DevNet: A web-based RSS aggregator developed in Python
DevNet provides a convenient way to keep up with changes on IT related news sites, without re-visiting those sites manually to look for new articles. It acts as a gateway to multiple news sites, organizes news by topic, and keeps track of which articles have already been seen by a given user.
DevNet works by watching news feeds based on Really Simple Syndication (RSS), a popular standard for syndicating web-based news. RSS packages news articles as XML documents to facilitate their transfer from site to site. DevNet acts as a web-based RSS aggregator by fetching RSS feeds from selected websites every 2 hours and updating its database with any new items published since the last fetch from each site.
Users can select feeds of interest from the collection of all feeds and organize these on a customized page called My Feeds. These are remembered using cookies so registration is not required. On later visits, a user can go directly to My Feeds and get a listing of items published in various sites (feeds) he has subscribed to. The customized page will also display the number of new items in each site (feed) since the user's last visit.
DevNet can be divided into 2 modules: (1) the RSS fetcher, and (2) the web application.
The RSS fetcher is responsible for retrieving RSS feeds from selected sites at specified time intervals. It is written in Python and uses Mark Pilgrim's Universal Feed Parser to parse RSS feeds, and MySQLdb to store each parsed RSS document into a MySQL database. The fetcher is multi-threaded and is scheduled by cron to run every 2 hours.
The web application is responsible for interacting with the user and presenting them with the previously fetched RSS documents according to their interest and time of previous visit. This part of DevNet was written using the Quixote web development framework and simpleTAL for generating HTML from templates.

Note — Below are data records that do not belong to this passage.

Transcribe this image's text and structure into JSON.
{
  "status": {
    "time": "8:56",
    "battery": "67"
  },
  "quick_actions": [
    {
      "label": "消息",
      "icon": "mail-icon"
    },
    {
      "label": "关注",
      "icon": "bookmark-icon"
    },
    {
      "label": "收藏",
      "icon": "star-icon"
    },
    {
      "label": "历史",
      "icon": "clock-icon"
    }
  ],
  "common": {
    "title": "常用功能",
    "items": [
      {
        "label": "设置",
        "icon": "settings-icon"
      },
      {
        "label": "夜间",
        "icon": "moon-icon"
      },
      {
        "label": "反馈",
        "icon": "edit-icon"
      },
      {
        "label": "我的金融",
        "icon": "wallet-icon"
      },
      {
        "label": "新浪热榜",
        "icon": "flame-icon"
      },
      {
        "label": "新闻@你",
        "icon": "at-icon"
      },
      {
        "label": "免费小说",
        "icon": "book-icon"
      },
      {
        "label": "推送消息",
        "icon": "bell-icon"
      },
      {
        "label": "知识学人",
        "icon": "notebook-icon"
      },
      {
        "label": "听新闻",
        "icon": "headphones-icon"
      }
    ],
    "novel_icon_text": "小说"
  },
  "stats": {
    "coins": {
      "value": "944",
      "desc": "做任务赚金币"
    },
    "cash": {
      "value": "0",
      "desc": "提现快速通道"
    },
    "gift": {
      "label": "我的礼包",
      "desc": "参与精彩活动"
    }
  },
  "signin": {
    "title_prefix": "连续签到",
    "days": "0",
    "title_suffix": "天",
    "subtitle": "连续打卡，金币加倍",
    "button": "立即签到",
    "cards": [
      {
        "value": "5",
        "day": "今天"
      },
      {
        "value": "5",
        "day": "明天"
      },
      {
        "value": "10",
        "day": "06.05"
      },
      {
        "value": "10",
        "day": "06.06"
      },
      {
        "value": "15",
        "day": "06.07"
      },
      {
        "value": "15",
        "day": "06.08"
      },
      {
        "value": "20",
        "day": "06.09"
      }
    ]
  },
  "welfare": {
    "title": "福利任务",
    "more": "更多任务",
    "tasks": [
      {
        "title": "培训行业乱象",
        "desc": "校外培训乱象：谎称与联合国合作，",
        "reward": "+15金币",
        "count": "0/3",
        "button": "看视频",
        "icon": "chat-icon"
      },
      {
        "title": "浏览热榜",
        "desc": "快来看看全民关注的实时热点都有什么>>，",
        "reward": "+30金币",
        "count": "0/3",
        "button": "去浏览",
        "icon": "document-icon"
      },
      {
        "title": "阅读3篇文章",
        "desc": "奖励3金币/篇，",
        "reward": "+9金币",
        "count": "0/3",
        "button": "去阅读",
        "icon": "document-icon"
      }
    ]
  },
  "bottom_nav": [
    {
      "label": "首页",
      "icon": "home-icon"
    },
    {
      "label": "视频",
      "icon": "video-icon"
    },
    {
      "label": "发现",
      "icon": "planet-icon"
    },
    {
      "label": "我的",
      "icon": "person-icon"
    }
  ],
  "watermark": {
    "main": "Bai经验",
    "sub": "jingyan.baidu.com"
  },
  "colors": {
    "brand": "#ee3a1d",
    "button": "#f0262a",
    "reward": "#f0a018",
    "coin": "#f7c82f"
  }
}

It is a 3-tiered application, with application logic implemented in lib.py and the user interface in web.py. The code in web.py uses simpleTAL templates to generate HTML. These templates are compiled to HTML on the first request received and then cached. On consecutive requests the cached HTML pages are served until the cache expires, at which time the templates are recompiled.
The DevNet web application runs as a cgi script on a Linux server using Apache. However, the Quixote web application framework is not Apache-specific, so other other web servers capable of executing CGI scripts can also be used. In fact, the development of DevNet was done using Medusa.
The author had two reasons to undertake this project:
- To save time keeping up with IT related news.
- To learn Python.
DevNet is a fairly simple application, so it was appropriate as a first project while learning Python. The first prototype version of DevNet used Quixote's PTL for templating and had no database. Python made development of this prototype very rapid, despite the author's initial unfamiliarity with the language.
After this was completed, the rapid development nature of Python made it easy to throw away the prototype and rewrite DevNET, again quite quickly, using the architecture described above.
Learning Python and writing DevNet at the same time was an enjoyable experience. With Python, application development is fast and the learning curve is easy to manage.